Опять всеобщий хохот. Карета тронулась. Тургенев думал о том, какая разница между характерами во Франции и в Германии. «Сколько бы швернутов вызвали такие остроты в Германии, а здесь все считают своей обязанностью ответить еще острее, но не обижая». Дальше его мысли перешли к суждению о внутренних таможнях. Он еще не проверил на фактах, но само по себе учение Адама Смита казалось ему правильным. «Не есть ли свобода торговли успех развития государства?» – думал он. В Париже простился со своими друзьями. Дома, засыпая, видел Геттинген как родное гнездо; кассельские и ганноверские водопады казались в тысячу раз лучше фонтанов Версаля и Трианона. Наутро вспомнил только ремесленников. Умение отдаться беззаботной веселости поразило его во французском простолюдине. Ему стало стыдно своих меланхолических размышлений. Он не понимал, как, будучи так хорошо принят жизнью, он не умел ценить жизнь как простой и ясный факт. Студенческие мысли и студенческие настроения восторжествовали. Кончив утром с занятиями, он теперь изо дня в день проводил за пределами Парижа, уезжал в Сен-Жермен, скитаясь по лесам и рощам. Он просто с наслаждением вдыхал воздух чужой страны, стараясь как можно скорее прогнать усталость геттингенской учебы и все сентиментальные свои настроения прежних лет. В одной из таких прогулок он вдруг понял, что меланхолические и сентиментальные думы были в нем чем-то подражательным, были простым заимствованием у Карамзина и Мерзлякова, были батюшкины манеры сентиментальной меланхолии в жизни.

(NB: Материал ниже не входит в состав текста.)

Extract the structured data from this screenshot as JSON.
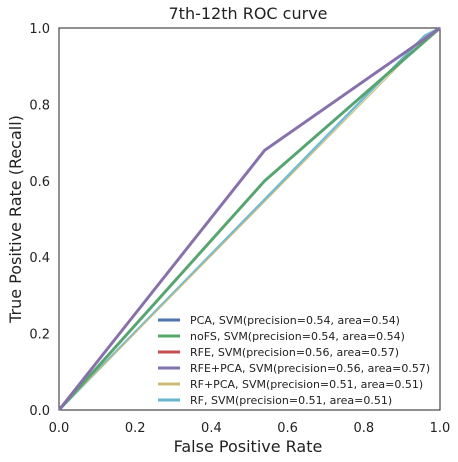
{
  "chart_data": {
    "type": "line",
    "title": "7th-12th ROC curve",
    "xlabel": "False Positive Rate",
    "ylabel": "True Positive Rate (Recall)",
    "xlim": [
      0.0,
      1.0
    ],
    "ylim": [
      0.0,
      1.0
    ],
    "xticks": [
      0.0,
      0.2,
      0.4,
      0.6,
      0.8,
      1.0
    ],
    "yticks": [
      0.0,
      0.2,
      0.4,
      0.6,
      0.8,
      1.0
    ],
    "xtick_labels": [
      "0.0",
      "0.2",
      "0.4",
      "0.6",
      "0.8",
      "1.0"
    ],
    "ytick_labels": [
      "0.0",
      "0.2",
      "0.4",
      "0.6",
      "0.8",
      "1.0"
    ],
    "grid": false,
    "legend_position": "lower-right",
    "series": [
      {
        "name": "PCA, SVM(precision=0.54, area=0.54)",
        "color": "#4c72b0",
        "x": [
          0.0,
          0.54,
          1.0
        ],
        "y": [
          0.0,
          0.6,
          1.0
        ]
      },
      {
        "name": "noFS, SVM(precision=0.54, area=0.54)",
        "color": "#55a868",
        "x": [
          0.0,
          0.54,
          1.0
        ],
        "y": [
          0.0,
          0.6,
          1.0
        ]
      },
      {
        "name": "RFE, SVM(precision=0.56, area=0.57)",
        "color": "#c44e52",
        "x": [
          0.0,
          0.54,
          1.0
        ],
        "y": [
          0.0,
          0.68,
          1.0
        ]
      },
      {
        "name": "RFE+PCA, SVM(precision=0.56, area=0.57)",
        "color": "#8172b2",
        "x": [
          0.0,
          0.54,
          1.0
        ],
        "y": [
          0.0,
          0.68,
          1.0
        ]
      },
      {
        "name": "RF+PCA, SVM(precision=0.51, area=0.51)",
        "color": "#ccb974",
        "x": [
          0.0,
          0.96,
          1.0
        ],
        "y": [
          0.0,
          0.97,
          1.0
        ]
      },
      {
        "name": "RF, SVM(precision=0.51, area=0.51)",
        "color": "#64b5cd",
        "x": [
          0.0,
          0.96,
          1.0
        ],
        "y": [
          0.0,
          0.98,
          1.0
        ]
      }
    ]
  }
}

Неожиданно получил письмо. Старый Штейн извещал, что его скитания кончаются, что он долго не увидит родины, что вместо нелегальной поездки в Россию он получает возможность открытого проживания при дворе Александра I. Письмо кончалось сообщением, что Богдан-молдаванец передаст словесные поручения Тургеневу.

В субботу тридцать первого августа, в два часа ночи (1811 г.) Тургенев писал: "Нынче день удачный. Зашел я на почту, получил там письмо от Сергея. Получивши оное, я спешил в Каво, взял полчашки кофе и ел виноград, читал письмо от брата и ожидал идти... После обеда был принят в ложу. Об этом не пишу. Вот минуты, каковые я давно не имел, вот что сделало меня веселым!"